The new king pins should be for a '65 model truck. That is MOOG part #8496N. These will line up perfectly with the new spindles and the I-Beams. This kit comes complete with everything new. You will not need anything from the old king pins. Follow the instructions on the main page.

Extra notes;

Once the old king pins are out... clean out the I-Beam tube where the king pin goes through with emory cloth. You must have your new king pins when you do this step. Wrap the emory cloth into a tube and insert it into the I-Beam. Put a finger in each end and pull it back and forth. Ocassionally check the hole by wiping it out with a rag and sighting down through it for rough spots or rust.

WARNING! Don't over do it! Try fitting a new king pin into the hole every so often. Once you can pound a new king pin through the I-Beam with your fist and pull it through by hand you are done. If your king pin drops through onto the ground without any effort on your part you've over done it. A honing tool may take out too much material and cause this hole to be too big.

You may find that it will take more than one weekend to do this because of your available time. Once you have got the spindles mounted and you are cleaning up for the day, you may find that tying garbage bags over your spindles will stop any new surface rust caused by rain. This has been a real problem this year. Too much rain and too cold.
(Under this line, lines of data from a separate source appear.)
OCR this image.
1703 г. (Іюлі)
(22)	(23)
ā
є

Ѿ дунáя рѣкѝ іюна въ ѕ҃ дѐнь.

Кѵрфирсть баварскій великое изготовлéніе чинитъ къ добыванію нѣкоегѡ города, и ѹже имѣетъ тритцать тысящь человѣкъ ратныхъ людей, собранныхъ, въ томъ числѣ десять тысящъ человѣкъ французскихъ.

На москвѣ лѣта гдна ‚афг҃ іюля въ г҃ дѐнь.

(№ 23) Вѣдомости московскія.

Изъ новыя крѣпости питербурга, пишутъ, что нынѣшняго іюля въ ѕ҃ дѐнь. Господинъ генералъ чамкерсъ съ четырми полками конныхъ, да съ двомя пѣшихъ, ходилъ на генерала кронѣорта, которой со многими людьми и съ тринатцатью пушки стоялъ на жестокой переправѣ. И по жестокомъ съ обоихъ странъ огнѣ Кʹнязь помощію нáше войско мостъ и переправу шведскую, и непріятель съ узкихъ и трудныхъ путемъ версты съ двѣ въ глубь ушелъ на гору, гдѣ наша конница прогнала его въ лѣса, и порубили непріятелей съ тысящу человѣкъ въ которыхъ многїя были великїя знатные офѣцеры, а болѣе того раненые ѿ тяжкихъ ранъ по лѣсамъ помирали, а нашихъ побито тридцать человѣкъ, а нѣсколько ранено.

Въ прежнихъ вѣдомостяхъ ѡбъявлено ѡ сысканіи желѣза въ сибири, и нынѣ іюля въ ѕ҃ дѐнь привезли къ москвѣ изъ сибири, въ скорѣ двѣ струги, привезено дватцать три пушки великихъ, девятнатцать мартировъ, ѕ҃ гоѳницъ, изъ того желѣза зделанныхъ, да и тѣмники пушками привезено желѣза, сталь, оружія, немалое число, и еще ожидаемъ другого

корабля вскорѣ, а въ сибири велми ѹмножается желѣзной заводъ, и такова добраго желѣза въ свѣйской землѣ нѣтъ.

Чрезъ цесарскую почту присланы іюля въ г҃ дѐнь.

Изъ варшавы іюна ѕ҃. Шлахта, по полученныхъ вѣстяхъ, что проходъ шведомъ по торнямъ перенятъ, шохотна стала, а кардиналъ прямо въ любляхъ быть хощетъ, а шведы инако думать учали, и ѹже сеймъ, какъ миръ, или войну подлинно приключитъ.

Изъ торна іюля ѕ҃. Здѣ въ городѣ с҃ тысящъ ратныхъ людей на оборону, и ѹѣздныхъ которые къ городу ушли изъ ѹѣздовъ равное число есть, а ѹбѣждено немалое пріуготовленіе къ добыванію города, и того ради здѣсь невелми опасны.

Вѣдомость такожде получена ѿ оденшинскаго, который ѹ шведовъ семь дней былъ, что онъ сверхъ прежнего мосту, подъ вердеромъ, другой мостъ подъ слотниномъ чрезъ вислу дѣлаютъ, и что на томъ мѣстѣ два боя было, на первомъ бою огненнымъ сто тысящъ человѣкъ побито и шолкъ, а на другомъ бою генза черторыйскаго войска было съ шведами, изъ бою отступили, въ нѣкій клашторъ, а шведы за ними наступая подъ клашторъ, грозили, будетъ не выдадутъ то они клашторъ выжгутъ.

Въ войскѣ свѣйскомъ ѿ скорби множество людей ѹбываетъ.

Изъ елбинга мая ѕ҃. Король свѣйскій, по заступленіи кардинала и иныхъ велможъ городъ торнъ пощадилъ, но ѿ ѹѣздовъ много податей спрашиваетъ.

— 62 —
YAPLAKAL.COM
HEALTH WARNING! New spindles with rotors attached are heavy and awkward to handle during assembly! Though you may big and strong enough to lift them keep in mind that you will have to hold onto the assembly with one hand while inserting the spacer bearing, washers, and king pin, while trying to keep it all aligned on the smallest end of the I-Beam. It is recommended that you get help. KEEP YOUR FEET OUT FROM UNDER THE I_BEAM!!! Should you let go of a spindle and your foot is under there you are guaranteed a trip to the emergency room and you may lose a toe or two! Think about it while sitting in front of the I-Beam before you start.